The Anthropocene is described as the time that humans have been on Earth, categorised by our rapid industrial development through which the biosphere drastically changed. Motivated by self-interests, the declining state of our environment continues, generating a hope that the future will not be bleak as forecasted. We, as a whole, have fallen into the trap of hope. Dunne and Raby (2013, p. 1) argue that we hold so much hope for the future that fundamentally, “we are just hopeful.” It is now much easier to imagine a dystopic future than one of positive progression or utopia.
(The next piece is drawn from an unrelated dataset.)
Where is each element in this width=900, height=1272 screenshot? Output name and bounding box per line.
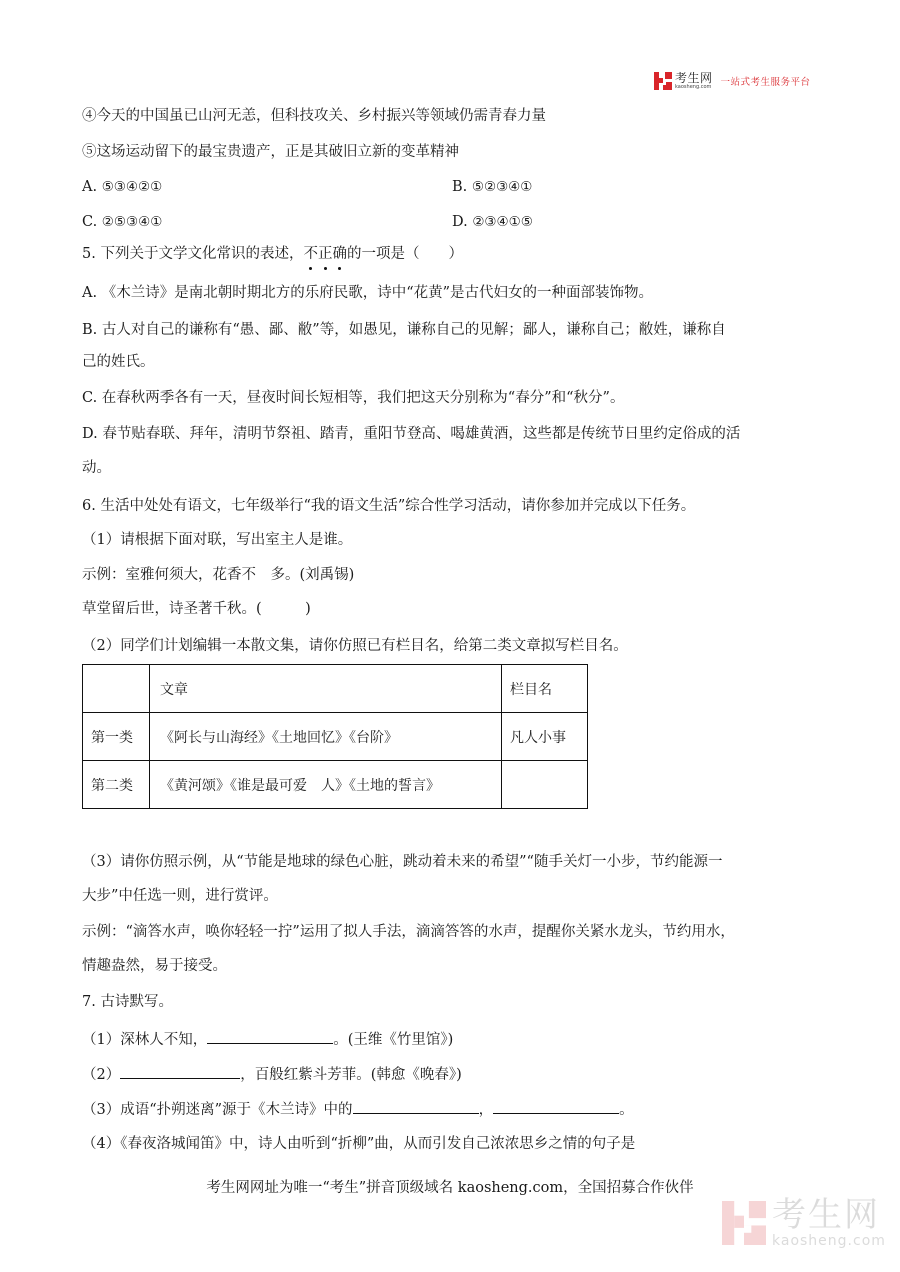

In popular fiction, our planet faces a myriad of inevitable dooms that threaten the human race – potentially wiping it out altogether. Never is the box office short of a film that taps into this post-apocalyptic genre. It feeds public paranoia of artificially-intelligent technology gone awry, the depletion of resources, overpopulation and the continual entrenched reign of capitalism. Yet written as fiction, these apocalyptic ends seem more plausible than one of a Gaia and we continue to cling onto hope.

There is a disconnect between our current actions and the future. The future is problematically seen as a void (Fry 2009) when it is a reaction to the present. Latour points out that “as long as we rely on hope, we still expect to escape from the consequences of our actions.” (2013, p. 12) This expectation is flawed and as designers in the Anthropocene, it is beneficial to foster a future-oriented mindset. By being able to design in relation to the future, notions of techno-utopia could become feasible. The film, Her (2013), is rare in its kind – it does not demonise future machines. It proposes struggles of social alienation that comes in hand with technology, but technology is not depicted as a dark, faceless monster. Rather, it is a system that exists naturally in our lives, personalising and magnifying our experience of the world, a direction we are already moving in. If technology can do this for us, can it also be engineered to safeguard our biosphere (also for us)?

Her (2013) directed by Spike Jonze

Latour (2013) states that we cannot restart or rewind – we must work with the current state of the Earth. Our hope has created a void in interdisciplinary design and technological solutions. Innovations such as AirCarbon, thermoplastics materialised from greenhouse gases (Doody 2014), have a far way to go before becoming an effective and beneficial response to atmospheric pollutants. The emissions from constructing and powering these facilities currently outweigh the benefits that AirCarbon can bring, thus, it remains a stagnant resolution. The absence of efficient solutions implemented into the current capitalist system highlights how we fail to address the reality of environmental crises.

AirCarbon GHG-to-plastic process (2015) by Newlight Technologies

We need to reconsider the ramifications of our impressions as we are a pin dot in the timeline of Earth’s existence, and in order to conserve our species, we must consider where we and technology fit in the Anthropocene. As Cascio (2008) argues, the Earth has survived far worse than what we, as humans, have inflicted and will slowly recover – however, humanity will struggle to survive in an increasingly hostile climate. The consideration of our environment becomes a consideration for self and our interests to thrive.


Cascio, J. 2008, ‘The Earth will be just fine, thank you,’ Open the Future, 23 April, viewed 11 October 2015, <http://www.openthefuture.com/2008/04/the_earth_will_be_just_fine_th.html>.

Doody, D. 2014, ‘Can today’s technology save us?,’ Ensia, 24 February, viewed 11 October 2015, <http://ensia.com/features/can-todays-technology-save-us/>.

Dunne, A. & Raby, F. 2013, Speculative everything: design, fiction and social dreaming, MIT Press, Cambridge, Massachusetts.

Fry, T. 2009, Design futuring: sustainability, ethics and new practice, Berg, Oxford.

Her 2013, motion picture, Warner Bros. Pictures, United States.

Latour, B. 2013, ‘Telling friends from foes at the time of the Anthropocence,’ EHESS-Centre Koyré-Sciences symposium on Thinking the Anthropocene, 14-15 November, Paris, <http://www.bruno-latour.fr/sites/default/files/131-FRIENDS-FOES.pdf>.


One comment

  1. It is refreshing to see a shift away from the common discontentment malaise of society towards an existence where ‘hope’ exists. You should take a read of ‘Abundance’ by Peter Diamandis as he talks about an optimistic future characterised by emergent forces in innovative technologies targeting humanity’s most pressing problems and his notions of establishing change.